Following the death this weekend of a Woonsocket resident after being “stunned” with a Taser weapon while in police custody, the Rhode Island ACLU sent a letter today calling on all police departments in the state currently using the controversial weapon to impose a moratorium on their use. R.I. ACLU executive director Steven Brown said that the death of a Rhode Islander after being stunned with the weapon was “inevitable in light of the continually-growing evidence that stun guns are not the non-lethal device that proponents purport it to be.”

Ironically, two years ago this month, the Rhode Island ACLU sent a letter to police departments in the state urging them not to purchase the weapons, citing research at the time that questioned the Taser’s safety record and the way it is used on suspects. Since then, more questions have been raised about the weapon’s use and safety, and as Taser sales have increased, the number of deaths associated with their use has also skyrocketed. Yet the guns, which can deliver a 50,000 volt, five second shock that stuns victims, continue to be marketed as a “non-lethal” alternative to handguns.

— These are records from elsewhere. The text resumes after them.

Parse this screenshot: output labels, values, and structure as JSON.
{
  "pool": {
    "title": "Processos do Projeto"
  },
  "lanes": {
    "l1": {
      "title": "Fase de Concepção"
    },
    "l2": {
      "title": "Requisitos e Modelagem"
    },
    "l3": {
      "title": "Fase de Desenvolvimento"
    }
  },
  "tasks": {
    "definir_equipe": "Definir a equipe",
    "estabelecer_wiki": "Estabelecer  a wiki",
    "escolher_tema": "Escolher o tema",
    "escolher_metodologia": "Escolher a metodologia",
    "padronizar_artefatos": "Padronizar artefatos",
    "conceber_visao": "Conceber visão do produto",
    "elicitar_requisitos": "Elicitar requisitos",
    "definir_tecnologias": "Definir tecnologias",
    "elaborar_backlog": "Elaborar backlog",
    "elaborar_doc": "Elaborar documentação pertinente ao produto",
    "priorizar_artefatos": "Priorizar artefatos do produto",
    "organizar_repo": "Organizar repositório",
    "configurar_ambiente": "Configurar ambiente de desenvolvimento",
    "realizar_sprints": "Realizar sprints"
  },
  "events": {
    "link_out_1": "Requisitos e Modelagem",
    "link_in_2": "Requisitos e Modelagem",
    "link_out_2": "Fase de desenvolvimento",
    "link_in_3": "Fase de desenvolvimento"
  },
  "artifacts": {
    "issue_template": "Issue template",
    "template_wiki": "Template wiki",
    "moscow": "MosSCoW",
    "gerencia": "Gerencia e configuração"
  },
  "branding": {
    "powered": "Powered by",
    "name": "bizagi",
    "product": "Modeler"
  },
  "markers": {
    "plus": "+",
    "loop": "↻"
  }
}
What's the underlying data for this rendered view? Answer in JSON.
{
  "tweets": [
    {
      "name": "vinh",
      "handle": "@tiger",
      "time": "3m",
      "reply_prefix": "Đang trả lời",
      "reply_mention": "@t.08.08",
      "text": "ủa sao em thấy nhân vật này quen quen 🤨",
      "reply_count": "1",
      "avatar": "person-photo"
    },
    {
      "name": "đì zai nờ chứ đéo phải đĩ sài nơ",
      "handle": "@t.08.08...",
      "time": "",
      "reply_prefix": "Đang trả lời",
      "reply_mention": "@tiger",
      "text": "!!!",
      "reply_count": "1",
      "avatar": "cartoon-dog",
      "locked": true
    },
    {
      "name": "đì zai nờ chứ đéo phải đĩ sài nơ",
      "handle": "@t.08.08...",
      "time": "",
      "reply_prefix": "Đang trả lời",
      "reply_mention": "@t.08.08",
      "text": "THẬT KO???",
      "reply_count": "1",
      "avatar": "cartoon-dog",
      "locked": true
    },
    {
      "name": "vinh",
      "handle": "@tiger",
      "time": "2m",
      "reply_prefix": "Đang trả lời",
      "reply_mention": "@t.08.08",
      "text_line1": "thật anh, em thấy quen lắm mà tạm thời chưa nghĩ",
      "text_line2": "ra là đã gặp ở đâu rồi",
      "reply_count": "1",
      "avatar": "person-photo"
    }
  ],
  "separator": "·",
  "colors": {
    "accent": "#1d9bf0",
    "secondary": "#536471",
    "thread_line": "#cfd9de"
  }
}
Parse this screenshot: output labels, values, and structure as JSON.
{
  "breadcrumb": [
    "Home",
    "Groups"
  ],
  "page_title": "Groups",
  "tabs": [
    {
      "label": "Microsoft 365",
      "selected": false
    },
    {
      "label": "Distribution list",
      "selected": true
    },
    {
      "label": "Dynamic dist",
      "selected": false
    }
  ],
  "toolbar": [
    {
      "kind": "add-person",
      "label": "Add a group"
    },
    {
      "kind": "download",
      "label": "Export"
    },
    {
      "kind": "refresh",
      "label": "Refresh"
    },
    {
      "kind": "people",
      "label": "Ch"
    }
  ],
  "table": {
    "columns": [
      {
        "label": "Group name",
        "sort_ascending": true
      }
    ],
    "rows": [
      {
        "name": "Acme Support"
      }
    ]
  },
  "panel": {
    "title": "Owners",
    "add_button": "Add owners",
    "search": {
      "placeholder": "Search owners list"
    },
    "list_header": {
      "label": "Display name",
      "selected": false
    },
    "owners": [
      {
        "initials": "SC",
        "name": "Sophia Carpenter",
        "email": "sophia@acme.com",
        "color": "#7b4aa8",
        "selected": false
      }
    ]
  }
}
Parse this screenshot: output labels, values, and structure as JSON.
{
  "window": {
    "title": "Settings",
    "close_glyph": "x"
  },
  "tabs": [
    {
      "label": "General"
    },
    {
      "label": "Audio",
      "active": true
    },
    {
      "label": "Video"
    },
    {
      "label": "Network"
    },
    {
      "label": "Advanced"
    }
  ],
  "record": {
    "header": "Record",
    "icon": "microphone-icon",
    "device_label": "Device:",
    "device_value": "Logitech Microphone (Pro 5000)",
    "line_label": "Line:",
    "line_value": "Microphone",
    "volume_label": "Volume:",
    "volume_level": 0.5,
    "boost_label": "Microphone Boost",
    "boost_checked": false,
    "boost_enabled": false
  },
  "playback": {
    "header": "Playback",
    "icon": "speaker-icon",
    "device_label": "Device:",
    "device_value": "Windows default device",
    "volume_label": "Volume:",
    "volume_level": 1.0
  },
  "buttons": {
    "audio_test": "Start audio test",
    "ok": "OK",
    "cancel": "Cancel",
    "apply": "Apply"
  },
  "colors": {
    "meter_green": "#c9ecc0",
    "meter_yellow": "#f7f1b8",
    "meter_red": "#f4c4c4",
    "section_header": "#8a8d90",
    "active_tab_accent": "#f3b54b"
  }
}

In the letter sent to police chiefs today, the ACLU referred them to the data included in the 2004 letter and called on departments that had purchased the weapons to impose a moratorium on their use “until additional information can be gathered on this tragic incident, until the safety of the weapon has been independently and more thoroughly scrutinized by your department, and until your department has had a chance to carefully review both its policies and training procedures governing the weapon’s use.”

When the ACLU wrote police departments in 2004, five departments, including Woonsocket, had already purchased the weapons. The others were Newport, Bristol, Providence and North Providence. Brown said he was not aware how many other departments had since joined those five.

The letter also asks those departments that currently use Tasers to provide the ACLU, pursuant to the Access to Public Records Act, copies of their policies governing the weapon’s use on suspects. The ACLU plans on analyzing those policies to examine what safeguards departments have in place to limit the use of the weapon.